In a national outpouring of grief of shock, thousands took to the streets to commemorate anti-corruption journalist Daphne Caruana Galizia. Galizia was killed in a car bombing and the perpetrators remain unknown.

Image: Reuters/D. Zammit Lupi

Thousands of people packed the streets of Malta's capital Valletta on Sunday to demand action over the murder of journalist and anti-corruption blogger Daphne Caruana Galizia.

Carrying banners reading "Journalists will not be reduced to silence" and "We are not afraid," protestors converged on City Gate to commemorate the 53-year-old, who has been described as a "one-woman Wikileaks" for her dogged reporting on political dirty dealing, including alleged financial corruption by Prime Minister Joseph Muscat's inner circle, using evidence in the Panama Papers.
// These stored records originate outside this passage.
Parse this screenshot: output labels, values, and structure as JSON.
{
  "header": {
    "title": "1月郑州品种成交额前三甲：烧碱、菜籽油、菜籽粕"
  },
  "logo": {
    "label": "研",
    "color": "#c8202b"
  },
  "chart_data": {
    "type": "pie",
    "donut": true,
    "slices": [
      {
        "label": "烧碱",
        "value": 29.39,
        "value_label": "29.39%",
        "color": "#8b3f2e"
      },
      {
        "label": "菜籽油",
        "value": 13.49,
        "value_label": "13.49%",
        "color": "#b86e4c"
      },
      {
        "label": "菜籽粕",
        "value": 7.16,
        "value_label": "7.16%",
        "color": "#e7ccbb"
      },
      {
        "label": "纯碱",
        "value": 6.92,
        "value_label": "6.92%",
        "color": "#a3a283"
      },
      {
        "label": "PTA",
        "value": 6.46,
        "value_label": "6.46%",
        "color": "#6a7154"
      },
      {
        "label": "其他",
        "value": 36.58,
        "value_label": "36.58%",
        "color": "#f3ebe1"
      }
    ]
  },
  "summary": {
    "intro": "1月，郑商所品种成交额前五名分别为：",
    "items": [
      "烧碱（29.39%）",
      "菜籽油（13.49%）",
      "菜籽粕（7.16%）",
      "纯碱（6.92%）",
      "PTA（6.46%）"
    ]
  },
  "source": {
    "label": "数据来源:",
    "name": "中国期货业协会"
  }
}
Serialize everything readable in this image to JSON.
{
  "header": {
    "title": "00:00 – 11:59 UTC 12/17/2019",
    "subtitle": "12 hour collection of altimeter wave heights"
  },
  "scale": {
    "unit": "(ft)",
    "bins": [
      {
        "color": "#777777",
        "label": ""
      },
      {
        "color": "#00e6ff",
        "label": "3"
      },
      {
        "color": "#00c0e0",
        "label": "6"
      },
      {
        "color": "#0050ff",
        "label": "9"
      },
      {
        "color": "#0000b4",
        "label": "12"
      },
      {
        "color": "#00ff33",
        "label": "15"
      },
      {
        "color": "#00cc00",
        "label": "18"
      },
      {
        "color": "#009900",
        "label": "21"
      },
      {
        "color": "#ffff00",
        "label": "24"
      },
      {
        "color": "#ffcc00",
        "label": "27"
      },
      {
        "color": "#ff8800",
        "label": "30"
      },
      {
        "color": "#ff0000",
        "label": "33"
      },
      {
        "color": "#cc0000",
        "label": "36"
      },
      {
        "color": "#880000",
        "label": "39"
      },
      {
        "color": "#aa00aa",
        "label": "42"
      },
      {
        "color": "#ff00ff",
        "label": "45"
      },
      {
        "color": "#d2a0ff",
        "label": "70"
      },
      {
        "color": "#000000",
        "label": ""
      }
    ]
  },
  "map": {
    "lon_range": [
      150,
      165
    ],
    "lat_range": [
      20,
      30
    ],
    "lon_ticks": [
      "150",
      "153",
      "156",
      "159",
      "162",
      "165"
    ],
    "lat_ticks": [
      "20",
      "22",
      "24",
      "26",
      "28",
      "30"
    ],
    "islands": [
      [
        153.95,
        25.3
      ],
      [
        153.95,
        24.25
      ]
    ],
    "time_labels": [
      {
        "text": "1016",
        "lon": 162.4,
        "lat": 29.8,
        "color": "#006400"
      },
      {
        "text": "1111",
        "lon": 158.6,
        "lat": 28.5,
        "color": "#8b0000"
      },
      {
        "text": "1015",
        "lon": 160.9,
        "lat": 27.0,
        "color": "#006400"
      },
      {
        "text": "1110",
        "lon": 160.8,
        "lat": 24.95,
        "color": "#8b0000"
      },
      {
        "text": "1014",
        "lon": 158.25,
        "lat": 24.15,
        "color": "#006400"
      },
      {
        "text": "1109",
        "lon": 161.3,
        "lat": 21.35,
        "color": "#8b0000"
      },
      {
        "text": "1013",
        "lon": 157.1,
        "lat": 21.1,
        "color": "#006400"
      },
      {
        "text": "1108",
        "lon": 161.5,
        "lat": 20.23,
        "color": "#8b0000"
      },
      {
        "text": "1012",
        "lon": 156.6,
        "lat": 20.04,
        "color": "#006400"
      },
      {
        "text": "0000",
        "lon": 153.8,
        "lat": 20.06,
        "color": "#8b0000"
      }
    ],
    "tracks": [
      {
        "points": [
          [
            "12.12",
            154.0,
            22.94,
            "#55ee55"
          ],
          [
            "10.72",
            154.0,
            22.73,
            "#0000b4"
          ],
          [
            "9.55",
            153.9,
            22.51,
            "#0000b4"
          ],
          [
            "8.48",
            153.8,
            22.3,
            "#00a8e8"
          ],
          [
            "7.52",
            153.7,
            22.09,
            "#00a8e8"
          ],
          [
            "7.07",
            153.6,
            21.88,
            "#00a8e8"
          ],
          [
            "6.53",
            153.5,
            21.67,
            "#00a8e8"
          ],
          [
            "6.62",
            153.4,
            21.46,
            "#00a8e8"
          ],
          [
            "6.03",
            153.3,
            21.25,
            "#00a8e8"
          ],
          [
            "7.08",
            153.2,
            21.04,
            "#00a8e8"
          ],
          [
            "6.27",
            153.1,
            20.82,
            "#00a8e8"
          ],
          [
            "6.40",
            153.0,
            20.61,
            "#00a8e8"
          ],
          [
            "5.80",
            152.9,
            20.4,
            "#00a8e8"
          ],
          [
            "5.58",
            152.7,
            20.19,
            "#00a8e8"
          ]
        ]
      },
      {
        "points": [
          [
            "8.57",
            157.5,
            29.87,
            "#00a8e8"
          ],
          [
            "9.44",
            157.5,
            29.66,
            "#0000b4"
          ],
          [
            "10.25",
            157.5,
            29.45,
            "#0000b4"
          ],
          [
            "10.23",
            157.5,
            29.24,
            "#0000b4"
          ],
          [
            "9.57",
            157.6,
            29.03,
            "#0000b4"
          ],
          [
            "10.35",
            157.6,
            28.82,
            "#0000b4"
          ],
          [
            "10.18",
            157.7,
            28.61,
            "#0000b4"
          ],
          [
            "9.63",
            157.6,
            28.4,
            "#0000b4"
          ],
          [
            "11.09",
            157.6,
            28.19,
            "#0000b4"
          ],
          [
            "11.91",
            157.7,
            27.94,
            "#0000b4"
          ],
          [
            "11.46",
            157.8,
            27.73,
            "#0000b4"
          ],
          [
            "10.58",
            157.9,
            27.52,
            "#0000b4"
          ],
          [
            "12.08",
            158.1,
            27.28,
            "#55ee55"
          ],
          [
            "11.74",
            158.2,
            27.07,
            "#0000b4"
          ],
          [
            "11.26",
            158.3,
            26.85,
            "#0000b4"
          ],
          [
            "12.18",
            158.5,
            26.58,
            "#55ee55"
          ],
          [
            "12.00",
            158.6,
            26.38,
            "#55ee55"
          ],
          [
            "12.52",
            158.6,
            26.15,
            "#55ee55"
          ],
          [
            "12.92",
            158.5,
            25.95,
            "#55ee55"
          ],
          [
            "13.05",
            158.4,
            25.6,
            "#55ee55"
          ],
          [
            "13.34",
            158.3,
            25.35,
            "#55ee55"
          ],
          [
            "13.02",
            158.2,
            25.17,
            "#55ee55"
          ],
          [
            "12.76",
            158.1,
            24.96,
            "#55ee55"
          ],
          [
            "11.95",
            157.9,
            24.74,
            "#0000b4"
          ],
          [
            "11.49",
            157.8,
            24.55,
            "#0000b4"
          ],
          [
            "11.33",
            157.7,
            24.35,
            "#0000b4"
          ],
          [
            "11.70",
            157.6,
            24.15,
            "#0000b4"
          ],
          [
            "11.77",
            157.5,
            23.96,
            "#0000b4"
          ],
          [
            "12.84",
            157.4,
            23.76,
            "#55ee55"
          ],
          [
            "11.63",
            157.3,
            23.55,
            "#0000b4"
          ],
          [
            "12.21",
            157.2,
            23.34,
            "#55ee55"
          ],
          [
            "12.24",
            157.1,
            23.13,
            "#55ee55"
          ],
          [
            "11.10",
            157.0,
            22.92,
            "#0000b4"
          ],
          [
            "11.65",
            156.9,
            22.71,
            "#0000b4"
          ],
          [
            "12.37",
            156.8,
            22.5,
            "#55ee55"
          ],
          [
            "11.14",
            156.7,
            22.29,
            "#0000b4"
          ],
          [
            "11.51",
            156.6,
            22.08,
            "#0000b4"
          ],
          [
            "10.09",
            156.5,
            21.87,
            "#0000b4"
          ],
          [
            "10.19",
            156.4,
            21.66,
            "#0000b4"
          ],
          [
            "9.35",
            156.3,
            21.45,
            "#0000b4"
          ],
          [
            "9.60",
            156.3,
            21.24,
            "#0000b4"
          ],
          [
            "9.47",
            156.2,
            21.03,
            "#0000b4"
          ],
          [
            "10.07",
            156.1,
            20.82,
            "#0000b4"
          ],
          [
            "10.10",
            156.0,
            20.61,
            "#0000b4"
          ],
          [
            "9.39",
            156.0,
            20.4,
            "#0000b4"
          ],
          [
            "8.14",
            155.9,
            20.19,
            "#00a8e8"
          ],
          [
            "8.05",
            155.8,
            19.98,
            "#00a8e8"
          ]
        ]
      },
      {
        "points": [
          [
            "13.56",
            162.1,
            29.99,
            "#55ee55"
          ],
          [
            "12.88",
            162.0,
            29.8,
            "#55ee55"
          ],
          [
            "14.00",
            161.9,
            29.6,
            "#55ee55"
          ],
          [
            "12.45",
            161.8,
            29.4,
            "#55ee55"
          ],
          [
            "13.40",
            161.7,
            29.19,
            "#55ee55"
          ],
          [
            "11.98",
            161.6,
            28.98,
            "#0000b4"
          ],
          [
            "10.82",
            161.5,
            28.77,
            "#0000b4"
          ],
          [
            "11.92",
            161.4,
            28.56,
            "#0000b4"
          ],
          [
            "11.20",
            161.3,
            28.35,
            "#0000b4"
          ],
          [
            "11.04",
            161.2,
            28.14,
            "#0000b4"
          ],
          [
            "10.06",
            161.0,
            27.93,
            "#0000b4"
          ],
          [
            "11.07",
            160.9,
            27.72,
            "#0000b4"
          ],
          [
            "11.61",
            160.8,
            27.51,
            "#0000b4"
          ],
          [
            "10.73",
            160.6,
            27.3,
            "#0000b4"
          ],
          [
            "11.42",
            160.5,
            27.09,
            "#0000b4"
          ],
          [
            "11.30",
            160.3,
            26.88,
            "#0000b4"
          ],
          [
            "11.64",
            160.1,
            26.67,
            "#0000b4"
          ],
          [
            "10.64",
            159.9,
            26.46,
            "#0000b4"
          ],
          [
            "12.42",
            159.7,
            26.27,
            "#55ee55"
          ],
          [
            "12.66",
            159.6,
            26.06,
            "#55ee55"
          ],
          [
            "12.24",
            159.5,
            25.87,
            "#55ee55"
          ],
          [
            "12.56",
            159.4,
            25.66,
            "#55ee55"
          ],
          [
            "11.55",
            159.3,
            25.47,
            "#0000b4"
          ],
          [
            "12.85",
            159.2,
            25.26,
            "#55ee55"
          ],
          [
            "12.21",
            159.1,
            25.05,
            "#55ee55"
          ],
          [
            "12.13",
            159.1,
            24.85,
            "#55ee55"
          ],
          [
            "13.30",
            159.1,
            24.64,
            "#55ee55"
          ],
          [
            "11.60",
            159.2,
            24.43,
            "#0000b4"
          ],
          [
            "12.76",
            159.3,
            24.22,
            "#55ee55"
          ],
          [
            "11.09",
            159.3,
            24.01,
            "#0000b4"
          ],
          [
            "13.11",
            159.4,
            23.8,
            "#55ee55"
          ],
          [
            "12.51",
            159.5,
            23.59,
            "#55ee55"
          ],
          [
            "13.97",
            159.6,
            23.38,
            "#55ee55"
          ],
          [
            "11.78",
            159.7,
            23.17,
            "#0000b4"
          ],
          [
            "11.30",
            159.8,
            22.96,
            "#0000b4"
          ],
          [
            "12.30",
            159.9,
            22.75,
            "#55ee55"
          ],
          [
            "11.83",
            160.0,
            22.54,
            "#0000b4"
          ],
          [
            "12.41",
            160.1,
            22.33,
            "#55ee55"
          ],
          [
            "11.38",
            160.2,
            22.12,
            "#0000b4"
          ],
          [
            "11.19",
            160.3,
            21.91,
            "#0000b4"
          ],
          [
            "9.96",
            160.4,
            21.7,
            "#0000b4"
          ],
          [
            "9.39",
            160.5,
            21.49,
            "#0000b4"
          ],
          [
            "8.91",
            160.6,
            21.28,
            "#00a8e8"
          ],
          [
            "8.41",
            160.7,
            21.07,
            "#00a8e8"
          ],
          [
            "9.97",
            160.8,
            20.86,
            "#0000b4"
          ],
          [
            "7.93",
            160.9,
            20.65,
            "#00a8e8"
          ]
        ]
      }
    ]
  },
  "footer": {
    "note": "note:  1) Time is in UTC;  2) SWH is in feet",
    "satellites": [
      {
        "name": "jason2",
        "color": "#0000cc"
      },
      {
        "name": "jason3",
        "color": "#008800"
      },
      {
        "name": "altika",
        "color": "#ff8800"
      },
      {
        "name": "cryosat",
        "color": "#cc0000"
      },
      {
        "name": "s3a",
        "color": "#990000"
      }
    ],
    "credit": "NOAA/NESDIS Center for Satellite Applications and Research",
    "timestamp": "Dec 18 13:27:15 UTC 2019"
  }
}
Malta Bloggerin Daphne Caruana Galizia
Daphne Caruana Galizia wrote in April that Prime Minister Muscat's wife was the beneficiary of a secret company in PanamaImage: Reuters/Darrin Zammit Lupi

While Muscat has described Galizia as his "biggest adversary," he has noted that she went after his opposition rivals as well.

Galizia was killed in a car bombing last Monday, prompting shock and outrage across the island nation.

While a government statement on Saturday promised that "justice must be done, whatever the cost," for many demonstrators, it is the government who was at fault for the tragedy.

"The authorities have blood on their hands. We can't keep on living in a country like this," one protester told French news agency AFP. Another accused politicians of shedding "crocodile tears" over her death.

Maltese politics are a notoriously tangled affair – with the ruling Labour Party and the center-right Nationalists locked in a long-standing stalemate. Party allegiance is often a matter of family ties, and internal one-upmanship is said to be more important than respecting political institutions.